Baca Juga:Edarkan Ribuan Pil Yarindo dan Sabu di Jogja, Dua Pengedar Diringkus
"Semenjak pandemi tidak ada orang pesan tas dan benar-benar berhenti. Akhirnya kita mencari celah supaya usaha tetap bisa jalan," ujar Sareh, kepada awak media di rumah produksi miliknya yang terletak di Dusun Karang, Jatisarono, Nanggulan, Rabu (17/6/2020).
Tak berapa lama, ia pun memutar otak agar dapurnya tetap bisa mengepul. Ia kemudian beralih untuk memproduksi baju hazmat dan face shield.
"Lalu muncul pesanan mulai dari baju hazmat dan face shield, alhamdulliah bisa menutup kekurangan di saat-saat seperti ini," ungkapnya.
Sebenarnya Sareh membuat baju hazmat dan face shield, namun saat ini hanya tinggal face shield saja yang masih berjalan. Ia akhirnya memutuskan untuk tidak lagi membuat baju hazmat karena memang saat ini pihaknya tidak menerima pesanan baju hazmat.
Sebelumnya pesanan baju hazmat itu datang dari perusahaan-perusahaan swasta yang nantinya akan dibagikan sebagai bantuan kepada tenaga medis dan relawan covid-19. Bahkan sebelum pesanan nihil pihaknya bisa menerima pesanan hingga 600-1000 buah baju hazmat per harinya.

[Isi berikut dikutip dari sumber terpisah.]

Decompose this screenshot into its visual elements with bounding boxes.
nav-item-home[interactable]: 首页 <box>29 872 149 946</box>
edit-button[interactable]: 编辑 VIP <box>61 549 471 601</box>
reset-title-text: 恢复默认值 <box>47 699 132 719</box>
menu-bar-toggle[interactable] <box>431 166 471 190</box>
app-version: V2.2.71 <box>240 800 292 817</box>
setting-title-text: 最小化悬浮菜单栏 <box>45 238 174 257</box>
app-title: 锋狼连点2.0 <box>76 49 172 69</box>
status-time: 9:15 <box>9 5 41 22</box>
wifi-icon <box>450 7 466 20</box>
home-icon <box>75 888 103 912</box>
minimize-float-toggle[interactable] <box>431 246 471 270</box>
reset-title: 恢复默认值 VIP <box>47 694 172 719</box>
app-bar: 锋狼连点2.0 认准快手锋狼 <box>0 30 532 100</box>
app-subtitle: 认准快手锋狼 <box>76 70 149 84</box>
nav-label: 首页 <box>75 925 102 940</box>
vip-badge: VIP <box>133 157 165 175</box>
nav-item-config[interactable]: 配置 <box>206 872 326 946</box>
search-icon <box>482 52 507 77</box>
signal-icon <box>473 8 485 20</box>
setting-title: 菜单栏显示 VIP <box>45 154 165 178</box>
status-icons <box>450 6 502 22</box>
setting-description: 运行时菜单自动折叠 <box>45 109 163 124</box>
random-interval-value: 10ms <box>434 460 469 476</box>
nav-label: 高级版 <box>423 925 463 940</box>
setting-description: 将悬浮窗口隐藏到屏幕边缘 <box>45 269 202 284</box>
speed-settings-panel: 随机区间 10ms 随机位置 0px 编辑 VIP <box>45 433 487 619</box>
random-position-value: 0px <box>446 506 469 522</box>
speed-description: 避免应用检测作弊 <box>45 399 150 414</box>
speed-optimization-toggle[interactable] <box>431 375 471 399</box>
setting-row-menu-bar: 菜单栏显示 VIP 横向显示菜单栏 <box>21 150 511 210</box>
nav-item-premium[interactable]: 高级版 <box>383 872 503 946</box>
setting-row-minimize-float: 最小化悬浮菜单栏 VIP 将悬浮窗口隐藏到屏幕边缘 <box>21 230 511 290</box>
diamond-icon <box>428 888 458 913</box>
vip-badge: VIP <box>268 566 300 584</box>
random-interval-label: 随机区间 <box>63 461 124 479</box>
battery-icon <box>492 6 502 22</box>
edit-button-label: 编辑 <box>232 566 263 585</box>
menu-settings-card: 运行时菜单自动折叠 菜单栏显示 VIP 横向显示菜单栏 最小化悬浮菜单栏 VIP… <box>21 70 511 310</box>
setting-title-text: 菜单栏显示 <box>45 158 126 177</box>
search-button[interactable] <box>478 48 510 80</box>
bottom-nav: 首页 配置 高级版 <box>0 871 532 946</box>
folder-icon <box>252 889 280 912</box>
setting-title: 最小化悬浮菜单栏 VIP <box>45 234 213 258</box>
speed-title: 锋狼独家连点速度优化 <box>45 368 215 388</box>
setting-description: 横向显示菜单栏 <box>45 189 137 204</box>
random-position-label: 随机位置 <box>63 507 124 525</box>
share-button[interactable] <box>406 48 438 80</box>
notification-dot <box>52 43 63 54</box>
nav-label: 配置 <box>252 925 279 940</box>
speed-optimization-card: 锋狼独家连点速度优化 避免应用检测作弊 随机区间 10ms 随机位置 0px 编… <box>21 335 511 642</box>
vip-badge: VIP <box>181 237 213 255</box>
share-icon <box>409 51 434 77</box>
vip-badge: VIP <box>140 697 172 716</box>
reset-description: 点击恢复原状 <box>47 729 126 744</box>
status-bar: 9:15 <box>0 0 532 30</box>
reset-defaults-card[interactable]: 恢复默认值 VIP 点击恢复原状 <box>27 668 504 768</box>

Baca Juga:Kassian Cephas, Fotografer Pertama Indonesia yang Magang di Keraton Jogja
"Sebelumnya perhari bisa dapat pesanan 600-1000 buah tapi sekarang sama sekali tidak ada. Dari yang dulu awalnya seharga Rp80.000 akhirnya turun menjadi Rp40.000," ucapnya.
Dijelaskan Sareh saat ini pihaknya fokus dalam pembuatan face shield. Namun karena keterbatasan alat industri yang ia punyai, pihaknya kini melakukan produksi face shield tersebut secara manual. Meski begitu produksi miliknya tetap bisa menembus pasar lokal dan hasilnya pun dapat digunakan untuk menopang ekonomi usahanya di saat pandemi.
Sejauh ini pihaknya bisa memproduksi 500-1000 buah face shield perhari tergantung jumlah pesanan. Nantinya akan ada pedagang yang mengambil dari Jogja untuk distribusikan ke wilayah-wilayah lain.
"Ada juga pesanan dari sekolah-sekolah sekitar sini. Belum banyak kok, mereka pesan untuk siswanya. Bahkan bidan pun juga minta untuk ukuran bayi. Jadi ada tiga ukuran, untuk dewasa, anak-anak dan bayi," jelasnya.
Dengan pesanan seperti itu pihaknya bisa menarik omzet perhari sekitar Rp7-10 juta. Sareh tidak sendiri dalam mengerjakan pesanan tersebut, ada setidaknya 8 orang pekerja yang ikut membantu dalam produksinya.
Sareh menuturkan saat ini mulai kesulitan dalam memperoleh bahan baku terutama untuk mika ditambah harganya yang juga mulai merangkak naik. Hal tersebut disebabkan adanya beberapa daerah pemasok yang masih terhambat karena adanya PSBB. Selain itu perajin face shield pun sekarang sudah mulai menjamur di berbagai daerah.
Salah satu pembeli face shield yang sekaligus sebagai Jawatan Kemakmuran di Kapanewon Nanggulan, Kristina Esti Winarni mengatakan kualitas face shield produksi Sareh ini sudah sesuai dengan standar yang ada. Selain itu harganya juga terjangkau jika dibandingkan dengan harga di luar.
"Saya beli untuk para pegawai yang berhadapan langsung dengan banyak orang. Sebagai langkah antisipasif saja," ujar Esti.